Полученные в ходе этих исследований данные могли бы быть следующего свойства. Давайте введем предположения, чтобы представить их в более конкретном виде. Предположим, что мы обнаружим, что принятие терапевта ведет к принятию себя клиентом и что корреляция между этими двумя переменными равна приблизительно 0,70. Убедившись, что вторая гипотеза не подтверждается, мы, однако, найдем, что большее принятие терапевтом клиента как человека ведет к возрастающему принятию себя клиентом. Таким образом, мы бы узнали, что центрированность на человеке – это элемент принятия, но это имеет мало отношения к тому, что для самого себя клиент становится скорее человеком, чем предметом. Давайте также предположим, что третья гипотеза подтверждается наличием знаний, основанных на опыте, которые более наблюдаются в группе, участвующей в психотерапии, чем в контрольной группе.
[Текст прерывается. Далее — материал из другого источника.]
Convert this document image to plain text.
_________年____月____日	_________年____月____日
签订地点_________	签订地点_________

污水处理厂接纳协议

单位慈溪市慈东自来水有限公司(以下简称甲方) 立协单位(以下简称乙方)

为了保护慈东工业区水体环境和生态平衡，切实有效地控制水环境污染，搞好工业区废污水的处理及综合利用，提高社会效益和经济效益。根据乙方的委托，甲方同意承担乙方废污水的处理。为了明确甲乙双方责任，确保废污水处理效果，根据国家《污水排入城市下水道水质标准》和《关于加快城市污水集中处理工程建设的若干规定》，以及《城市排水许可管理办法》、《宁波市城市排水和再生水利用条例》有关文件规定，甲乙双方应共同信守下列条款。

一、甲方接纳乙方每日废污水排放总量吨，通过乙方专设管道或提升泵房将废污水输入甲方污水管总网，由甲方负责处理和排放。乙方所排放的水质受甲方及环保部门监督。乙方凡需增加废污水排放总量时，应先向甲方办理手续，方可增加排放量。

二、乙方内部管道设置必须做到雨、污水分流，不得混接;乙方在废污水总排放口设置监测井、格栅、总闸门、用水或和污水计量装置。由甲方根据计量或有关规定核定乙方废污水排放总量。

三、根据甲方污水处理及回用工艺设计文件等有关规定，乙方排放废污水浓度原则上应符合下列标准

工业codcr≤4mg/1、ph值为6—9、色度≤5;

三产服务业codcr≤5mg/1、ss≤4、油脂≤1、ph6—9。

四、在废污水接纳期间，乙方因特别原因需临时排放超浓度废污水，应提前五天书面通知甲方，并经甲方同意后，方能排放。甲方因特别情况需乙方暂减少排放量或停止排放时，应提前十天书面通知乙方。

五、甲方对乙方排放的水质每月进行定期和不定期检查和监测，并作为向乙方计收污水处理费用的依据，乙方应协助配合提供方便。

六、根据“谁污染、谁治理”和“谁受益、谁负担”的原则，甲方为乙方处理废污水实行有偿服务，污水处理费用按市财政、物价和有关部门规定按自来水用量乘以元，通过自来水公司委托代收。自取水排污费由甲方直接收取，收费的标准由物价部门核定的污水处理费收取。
Истолковывая все основные и побочные характеристики, которые содержались бы в полученных данных, и опуская ссылки на неожиданные результаты изучения хода развития личности, которые могли бы внезапно обнаружиться (поскольку все трудно представить себе заранее) , в предыдущем отрывке можно найти некоторое представление о том, что может предложить наука в этой области. Она может дать нам все более и более точное описание событий, происходящих в процессе психотерапии, и имеющихся там изменений. Наука может начать формулировать некоторые гипотетические законы динамики человеческих отношений. Она может предложить общедоступные утверждения, что если определенные операциональные условия существуют у терапевта или в отношениях с ним, тогда с определенной вероятностью могут ожидаться определенные виды поведения клиентов. Впрочем, все это может быть многократно воспроизведено. Наука, вероятно, способна сделать это в области психотерапии и изменений личности так же, как она делает это в таких областях, как восприятие и научение. Со временем теоретические формулировки сблизят эти различные области, провозгласив законы, которые, очевидно, определяют изменения в человеческом поведении. Это верно и для ситуаций, относимых нами к восприятию, научению, или законов более глобальных и коренных изменений, имеющих место при психотерапии и включающих в себя и восприятие, и научение.